Later, his friend Wood was replaced by another, Arlene Dickenson.

“I thought let’s give it a try, maybe things are different. Unfortunately not. The show had no credibility for me, because, once again, same theatrical rudeness, same faux or pretend business commentary, the rudeness, it was all about making good television, but not much of it for me was about doing a deal. Not much of it was about business.”

Then he got an email asking if he would like to be the next dragon. He found he would.

“I wanted to get on the show because I had a background of actually getting deals done and the purpose of being on the show was to show people deals could be done.”

He went to Toronto to try out for the show.

“At the end of the day, there were two of us, and they toasted us both. But, of the two, they said I was better and they took me aside and said ... you’re not mean enough to be a dragon.”

He responded, “If television requires me to be a prick on this TV show, I’m not interested anyway. It’s not my nature, it’s not the way I go about doing business.”

Two months later he received another phone call from Dragons’ Den saying, “We’re still interested in you if you are still interested in us. But it’s down to you and one other person. Send us an email explaining why you should be a dragon.”

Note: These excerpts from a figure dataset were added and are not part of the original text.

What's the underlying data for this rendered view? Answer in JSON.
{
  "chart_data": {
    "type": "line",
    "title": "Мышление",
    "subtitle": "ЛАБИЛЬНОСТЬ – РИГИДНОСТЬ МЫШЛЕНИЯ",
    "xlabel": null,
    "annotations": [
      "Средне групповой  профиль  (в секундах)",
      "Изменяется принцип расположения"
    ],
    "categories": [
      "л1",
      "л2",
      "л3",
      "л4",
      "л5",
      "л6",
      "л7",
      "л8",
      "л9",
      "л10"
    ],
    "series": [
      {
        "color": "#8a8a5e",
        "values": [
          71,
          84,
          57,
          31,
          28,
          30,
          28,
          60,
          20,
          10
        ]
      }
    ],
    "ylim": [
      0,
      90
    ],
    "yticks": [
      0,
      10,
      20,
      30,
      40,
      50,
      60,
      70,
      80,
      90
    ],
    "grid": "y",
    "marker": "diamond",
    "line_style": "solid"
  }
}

So he wrote up his list. Point number four stated, “It takes a combination of balls, brains and a wallet to do deals, and you appear to be somewhere short of all three on the show at this time.”

It resonated, he said.

“What it said to CBC was, ‘look, if you want someone to come on this show for the purpose of getting some real deals done, let me know, otherwise don’t bother me.’”

It got him on the show. And for three seasons he began out dealing everybody else.

“To put numbers to it, because it’s very public, in the 30 deals I did I invested $4.5 million. The other dragons, as best we can tell, have invested a few hundred thousand dollars,” he said.

Wilson said, “As a dragon, my intention was to make a portfolio of investments, celebrate the individual entrepreneurs, give them a shot at getting something done.”

It was about planting seeds.

“In my mind, one of the things that Dragons’ Den did beautifully was plant seeds.”

And that’s what Wilson has always tried to do.